Token created render-once banner

Render-once green banner showing the plaintext wick_pat_xxx token + "won't be shown again" warning.

  1. Copy the plaintext token from the banner immediately. It will not be shown again.
  2. Paste into your client config. See the MCP install snippets for Claude Desktop, Cursor, VSCode, and cURL formats.

When PAT vs OAuth?

NeedUse
Claude.ai, web UI clients with OAuth supportOAuth Connections
Claude Desktop, Cursor, VSCodePAT
cURL, ad-hoc scripts, CI runnersPAT
Custom MCP client that doesn't implement OAuthPAT

Both modes coexist on the same /mcp endpoint — wick dispatches based on the token prefix.

Token scope

A PAT carries the same permissions as the user that issued it. There is no per-token capability scoping yet — a token can call every connector the user has access to via tags. Treat tokens like passwords:

  • Store in a password manager or a CI secret store.
  • Never commit to a repo.
  • Use a different token per device so revoking one doesn't break the others.

Revoke a token

A user revokes their own tokens at /profile/tokens. Click the trash icon on the row — instant, no confirmation dance. The next API call using that token returns 401.

Admin override

Admin access tokens cross-user view

/admin/access-tokens cross-user view — stat card row + table.

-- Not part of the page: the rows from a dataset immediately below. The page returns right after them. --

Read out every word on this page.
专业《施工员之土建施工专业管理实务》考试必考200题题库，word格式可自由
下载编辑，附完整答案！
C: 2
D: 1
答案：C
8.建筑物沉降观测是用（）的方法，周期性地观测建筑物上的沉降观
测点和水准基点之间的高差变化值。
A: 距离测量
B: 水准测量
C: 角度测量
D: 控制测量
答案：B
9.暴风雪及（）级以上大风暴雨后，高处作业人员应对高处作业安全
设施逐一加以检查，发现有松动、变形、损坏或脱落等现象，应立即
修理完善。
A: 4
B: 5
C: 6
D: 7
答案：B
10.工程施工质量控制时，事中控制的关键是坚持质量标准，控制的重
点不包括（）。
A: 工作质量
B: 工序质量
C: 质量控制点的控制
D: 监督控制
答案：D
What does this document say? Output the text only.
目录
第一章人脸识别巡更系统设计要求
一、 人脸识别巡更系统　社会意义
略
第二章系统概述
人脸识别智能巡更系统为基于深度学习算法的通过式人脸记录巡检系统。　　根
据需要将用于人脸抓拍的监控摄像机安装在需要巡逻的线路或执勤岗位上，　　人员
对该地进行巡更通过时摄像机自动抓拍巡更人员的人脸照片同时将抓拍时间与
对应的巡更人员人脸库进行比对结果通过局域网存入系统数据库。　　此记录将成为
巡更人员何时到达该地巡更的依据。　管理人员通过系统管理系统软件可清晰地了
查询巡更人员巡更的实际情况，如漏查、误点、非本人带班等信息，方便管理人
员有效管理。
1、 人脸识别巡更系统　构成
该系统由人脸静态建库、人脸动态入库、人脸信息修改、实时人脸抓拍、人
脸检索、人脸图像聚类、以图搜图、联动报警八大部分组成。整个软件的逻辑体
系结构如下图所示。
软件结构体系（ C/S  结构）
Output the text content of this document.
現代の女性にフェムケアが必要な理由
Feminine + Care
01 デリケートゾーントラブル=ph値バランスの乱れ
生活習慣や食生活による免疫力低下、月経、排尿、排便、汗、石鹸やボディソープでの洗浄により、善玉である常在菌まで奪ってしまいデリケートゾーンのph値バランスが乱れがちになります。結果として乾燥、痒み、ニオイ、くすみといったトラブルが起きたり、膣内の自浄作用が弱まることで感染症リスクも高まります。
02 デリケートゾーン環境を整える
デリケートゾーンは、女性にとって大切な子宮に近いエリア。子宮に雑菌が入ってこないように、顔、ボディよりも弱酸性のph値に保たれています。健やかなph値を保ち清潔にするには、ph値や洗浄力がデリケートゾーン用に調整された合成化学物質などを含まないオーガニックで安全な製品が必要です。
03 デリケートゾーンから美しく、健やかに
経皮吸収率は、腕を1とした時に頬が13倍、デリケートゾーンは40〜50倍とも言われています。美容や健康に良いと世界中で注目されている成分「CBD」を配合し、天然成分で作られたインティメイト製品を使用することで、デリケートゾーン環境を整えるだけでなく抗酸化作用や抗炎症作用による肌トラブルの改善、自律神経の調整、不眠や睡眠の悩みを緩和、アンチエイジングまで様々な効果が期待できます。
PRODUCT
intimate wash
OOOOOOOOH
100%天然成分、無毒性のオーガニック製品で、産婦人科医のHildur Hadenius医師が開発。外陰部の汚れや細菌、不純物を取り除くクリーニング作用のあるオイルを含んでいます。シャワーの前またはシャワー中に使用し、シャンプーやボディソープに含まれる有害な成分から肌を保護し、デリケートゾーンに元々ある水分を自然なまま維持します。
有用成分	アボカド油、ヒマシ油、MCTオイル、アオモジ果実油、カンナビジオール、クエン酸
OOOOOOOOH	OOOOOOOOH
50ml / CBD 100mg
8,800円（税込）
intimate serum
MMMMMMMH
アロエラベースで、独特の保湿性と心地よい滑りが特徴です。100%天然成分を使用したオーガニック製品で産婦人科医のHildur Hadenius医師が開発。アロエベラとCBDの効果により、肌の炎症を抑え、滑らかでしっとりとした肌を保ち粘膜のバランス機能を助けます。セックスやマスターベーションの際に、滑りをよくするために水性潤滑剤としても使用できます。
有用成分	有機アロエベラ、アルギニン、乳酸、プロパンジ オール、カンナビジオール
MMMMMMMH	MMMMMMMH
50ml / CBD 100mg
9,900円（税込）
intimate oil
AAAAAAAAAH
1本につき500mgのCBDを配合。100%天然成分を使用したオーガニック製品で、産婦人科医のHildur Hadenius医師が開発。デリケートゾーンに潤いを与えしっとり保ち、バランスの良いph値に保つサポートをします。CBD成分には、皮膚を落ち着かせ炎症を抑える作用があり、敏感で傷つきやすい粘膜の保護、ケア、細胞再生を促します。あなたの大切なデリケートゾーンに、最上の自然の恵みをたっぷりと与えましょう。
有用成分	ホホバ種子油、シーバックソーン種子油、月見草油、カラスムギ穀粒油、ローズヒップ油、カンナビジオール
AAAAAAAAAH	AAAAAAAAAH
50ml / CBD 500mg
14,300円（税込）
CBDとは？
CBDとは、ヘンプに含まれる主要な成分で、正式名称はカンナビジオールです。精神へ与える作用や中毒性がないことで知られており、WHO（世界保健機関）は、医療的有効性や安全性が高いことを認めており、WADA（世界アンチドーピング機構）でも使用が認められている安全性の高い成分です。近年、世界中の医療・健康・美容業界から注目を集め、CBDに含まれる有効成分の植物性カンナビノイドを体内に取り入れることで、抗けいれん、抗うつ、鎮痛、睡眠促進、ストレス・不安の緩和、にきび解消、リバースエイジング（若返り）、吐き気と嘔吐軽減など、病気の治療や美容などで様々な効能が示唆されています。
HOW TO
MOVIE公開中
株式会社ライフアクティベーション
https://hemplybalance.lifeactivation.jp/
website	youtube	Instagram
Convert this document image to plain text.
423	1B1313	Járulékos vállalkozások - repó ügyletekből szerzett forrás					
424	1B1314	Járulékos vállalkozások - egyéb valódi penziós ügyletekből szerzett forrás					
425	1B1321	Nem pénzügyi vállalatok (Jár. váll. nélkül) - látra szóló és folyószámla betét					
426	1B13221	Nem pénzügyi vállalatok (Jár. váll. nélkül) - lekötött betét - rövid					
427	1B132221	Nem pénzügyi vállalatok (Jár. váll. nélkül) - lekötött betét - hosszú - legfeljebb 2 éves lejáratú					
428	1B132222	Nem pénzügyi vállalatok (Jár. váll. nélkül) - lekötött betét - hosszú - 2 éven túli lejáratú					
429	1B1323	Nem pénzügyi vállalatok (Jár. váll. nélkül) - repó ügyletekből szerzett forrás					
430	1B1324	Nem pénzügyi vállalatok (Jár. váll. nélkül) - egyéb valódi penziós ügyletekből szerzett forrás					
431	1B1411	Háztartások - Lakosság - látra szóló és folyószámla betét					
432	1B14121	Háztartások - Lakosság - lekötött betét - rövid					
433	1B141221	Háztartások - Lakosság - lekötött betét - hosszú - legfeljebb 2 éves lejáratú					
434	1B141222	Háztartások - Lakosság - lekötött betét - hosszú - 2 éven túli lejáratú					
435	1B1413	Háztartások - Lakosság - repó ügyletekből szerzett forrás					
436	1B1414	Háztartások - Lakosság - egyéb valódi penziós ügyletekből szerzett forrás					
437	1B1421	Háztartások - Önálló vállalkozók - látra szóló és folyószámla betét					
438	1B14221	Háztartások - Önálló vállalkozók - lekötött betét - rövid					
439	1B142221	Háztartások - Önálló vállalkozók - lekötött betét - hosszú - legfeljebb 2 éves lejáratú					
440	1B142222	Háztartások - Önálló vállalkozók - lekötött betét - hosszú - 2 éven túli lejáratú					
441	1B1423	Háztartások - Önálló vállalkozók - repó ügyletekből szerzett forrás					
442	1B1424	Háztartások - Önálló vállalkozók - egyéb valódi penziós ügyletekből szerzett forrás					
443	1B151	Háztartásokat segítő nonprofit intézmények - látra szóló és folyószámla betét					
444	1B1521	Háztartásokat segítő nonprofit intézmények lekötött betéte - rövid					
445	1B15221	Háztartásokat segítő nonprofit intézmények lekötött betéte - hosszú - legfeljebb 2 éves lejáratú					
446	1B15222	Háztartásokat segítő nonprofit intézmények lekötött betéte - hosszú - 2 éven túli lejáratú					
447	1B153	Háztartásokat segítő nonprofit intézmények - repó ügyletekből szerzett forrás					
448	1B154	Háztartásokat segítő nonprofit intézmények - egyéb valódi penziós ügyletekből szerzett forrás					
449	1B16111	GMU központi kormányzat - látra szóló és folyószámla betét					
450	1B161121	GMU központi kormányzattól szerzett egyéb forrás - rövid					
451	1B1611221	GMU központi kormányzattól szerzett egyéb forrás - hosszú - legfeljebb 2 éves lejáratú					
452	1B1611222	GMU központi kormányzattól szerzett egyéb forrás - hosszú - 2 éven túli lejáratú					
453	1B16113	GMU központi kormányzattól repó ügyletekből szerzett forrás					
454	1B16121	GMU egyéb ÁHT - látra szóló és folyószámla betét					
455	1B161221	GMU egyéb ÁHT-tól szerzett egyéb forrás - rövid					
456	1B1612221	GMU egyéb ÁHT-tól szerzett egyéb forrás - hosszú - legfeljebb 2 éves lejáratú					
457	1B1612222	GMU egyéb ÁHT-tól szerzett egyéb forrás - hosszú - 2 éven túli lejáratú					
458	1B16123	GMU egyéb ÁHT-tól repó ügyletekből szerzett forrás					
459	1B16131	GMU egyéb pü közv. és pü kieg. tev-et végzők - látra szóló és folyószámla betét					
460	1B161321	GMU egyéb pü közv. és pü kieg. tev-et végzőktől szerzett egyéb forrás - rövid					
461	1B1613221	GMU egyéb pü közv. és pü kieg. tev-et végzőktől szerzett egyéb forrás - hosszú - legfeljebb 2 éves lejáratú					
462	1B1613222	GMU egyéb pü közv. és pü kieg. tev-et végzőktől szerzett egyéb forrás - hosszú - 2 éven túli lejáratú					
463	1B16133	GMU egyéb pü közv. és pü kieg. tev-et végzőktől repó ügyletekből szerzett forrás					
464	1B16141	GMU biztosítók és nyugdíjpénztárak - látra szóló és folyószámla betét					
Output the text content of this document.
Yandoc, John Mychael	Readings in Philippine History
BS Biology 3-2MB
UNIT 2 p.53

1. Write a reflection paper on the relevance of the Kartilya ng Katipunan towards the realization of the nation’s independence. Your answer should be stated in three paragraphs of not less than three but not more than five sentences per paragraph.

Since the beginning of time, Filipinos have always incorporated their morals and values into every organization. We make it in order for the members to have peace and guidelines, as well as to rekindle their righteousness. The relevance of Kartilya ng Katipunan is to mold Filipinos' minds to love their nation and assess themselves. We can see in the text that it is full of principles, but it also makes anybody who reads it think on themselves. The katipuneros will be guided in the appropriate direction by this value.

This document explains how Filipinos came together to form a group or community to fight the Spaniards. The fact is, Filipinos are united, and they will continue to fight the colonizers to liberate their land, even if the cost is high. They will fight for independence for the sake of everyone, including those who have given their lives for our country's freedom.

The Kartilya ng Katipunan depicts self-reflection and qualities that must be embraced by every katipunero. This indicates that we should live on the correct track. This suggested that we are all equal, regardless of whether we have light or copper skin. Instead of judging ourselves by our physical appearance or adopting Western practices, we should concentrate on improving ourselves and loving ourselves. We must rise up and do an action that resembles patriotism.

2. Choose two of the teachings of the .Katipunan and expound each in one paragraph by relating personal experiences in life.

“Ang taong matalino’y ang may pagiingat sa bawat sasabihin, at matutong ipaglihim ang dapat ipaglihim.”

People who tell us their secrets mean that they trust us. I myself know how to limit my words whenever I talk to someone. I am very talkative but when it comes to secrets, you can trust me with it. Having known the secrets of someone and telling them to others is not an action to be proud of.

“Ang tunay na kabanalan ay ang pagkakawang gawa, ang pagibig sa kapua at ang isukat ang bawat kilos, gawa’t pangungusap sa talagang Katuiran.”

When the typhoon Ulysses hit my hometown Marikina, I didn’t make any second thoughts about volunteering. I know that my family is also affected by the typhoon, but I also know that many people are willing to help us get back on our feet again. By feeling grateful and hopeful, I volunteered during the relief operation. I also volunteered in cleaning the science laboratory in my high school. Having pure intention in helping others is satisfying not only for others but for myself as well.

/admin/access-tokens lists every active PAT across every user. Admins can revoke any token without the owner's consent — useful when a token has been compromised or a user has left the team.

The page also surfaces three quick stats: active token count, distinct users with tokens, and tokens never used since creation (cleanup candidate).

Audit per call

Every MCP call carries the user identity into connector_runs.user_id, plus the caller IP and User-Agent. As of this writing, the specific token used is not tracked — a user with multiple PATs sees all calls aggregated by user, not by token. If you need per-token audit (e.g. to triage a leaked token), the workaround is to issue a new token, revoke the old one, and let the run history continue accruing — the gap maps cleanly.

Per-token audit is on the roadmap; see internal/docs/connectors-design.md section 10.7.

Common questions

Can I rename a token after Create? No — rename means revoke + regenerate.

Can I extend the lifetime? PATs have no expiry. They live until revoked. (OAuth access tokens, by contrast, expire after 1 hour and refresh on their own.)

Can I scope a token to one connector? Not yet — see the design note in 10.7. For team-wide scoping, use tags on the connector row.

What happens if I delete the user that owns a token? The token is revoked along with the user. Any in-flight call returns 401 on its next request.